# $n$ identical oranges to $k$ identical kids [duplicate]

I think that this is quite basic, but I can't seem to get it:

Given $n>0$ identical oranges, and $k \leq n$ identical kids. In how many ways can I divide the oranges between the kids, when every kid gets at least one orange.

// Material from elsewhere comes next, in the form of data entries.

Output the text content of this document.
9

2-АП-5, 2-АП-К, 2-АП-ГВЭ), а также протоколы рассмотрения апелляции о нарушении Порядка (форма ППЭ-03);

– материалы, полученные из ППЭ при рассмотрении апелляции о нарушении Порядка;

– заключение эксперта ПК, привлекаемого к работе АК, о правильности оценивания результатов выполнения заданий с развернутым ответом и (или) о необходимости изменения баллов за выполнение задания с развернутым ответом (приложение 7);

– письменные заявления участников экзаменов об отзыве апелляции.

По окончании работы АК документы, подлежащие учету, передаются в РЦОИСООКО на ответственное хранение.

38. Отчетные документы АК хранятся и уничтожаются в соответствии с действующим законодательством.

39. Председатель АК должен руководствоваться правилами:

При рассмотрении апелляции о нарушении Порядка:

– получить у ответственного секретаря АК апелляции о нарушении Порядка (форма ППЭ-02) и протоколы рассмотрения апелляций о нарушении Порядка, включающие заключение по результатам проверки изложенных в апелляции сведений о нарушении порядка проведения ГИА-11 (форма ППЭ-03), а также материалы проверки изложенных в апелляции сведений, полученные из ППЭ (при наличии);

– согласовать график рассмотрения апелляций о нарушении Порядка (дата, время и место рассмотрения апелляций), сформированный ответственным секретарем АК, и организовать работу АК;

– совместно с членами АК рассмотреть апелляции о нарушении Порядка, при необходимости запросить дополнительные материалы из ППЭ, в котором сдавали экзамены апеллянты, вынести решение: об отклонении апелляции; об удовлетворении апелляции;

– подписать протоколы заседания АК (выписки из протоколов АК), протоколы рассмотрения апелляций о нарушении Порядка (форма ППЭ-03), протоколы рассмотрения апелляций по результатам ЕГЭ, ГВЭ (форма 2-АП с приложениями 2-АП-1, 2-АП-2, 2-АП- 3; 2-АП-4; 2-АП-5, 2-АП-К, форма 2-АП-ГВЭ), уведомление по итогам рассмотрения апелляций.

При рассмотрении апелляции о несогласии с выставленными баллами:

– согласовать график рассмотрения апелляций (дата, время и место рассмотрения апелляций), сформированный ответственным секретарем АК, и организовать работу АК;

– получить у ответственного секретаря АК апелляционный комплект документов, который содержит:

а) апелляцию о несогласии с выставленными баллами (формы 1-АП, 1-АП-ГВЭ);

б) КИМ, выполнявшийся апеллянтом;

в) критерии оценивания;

Notice that the kids are also identical! I.e it's not two different cases when we switch the amount of oranges between 2 kids.

Thanks!

## marked as duplicate by Gerry Myerson, joriki, Brian M. Scott, Zev ChonolesJan 20 '12 at 16:13

• @168335 I'm not sure I understand what you mean by replaced.. There are $n$ oranges. after you decide to give $m$ to one of the kids, there are $n-m$ left. I hope that's answers your question – IBS Dec 21 '11 at 16:35
Define a partition of the integer $k$ into $n$ parts is a multiset of $n$ positive integers that add to $k$. We use $P(k; n)$ to denote the number of partitions of $k$ into $n$ parts. Thus $P(k; n)$ is the number of ways to distribute $k$ identical objects to $n$ identical recipients so that each gets at least one.
Please note that this $P(k; n)$ has no explicit formula. Also, this is exactly opposite to the notation. So, in your notation, it will be $P(n; k)$, the partition of $n$ oranges to $k$ kids.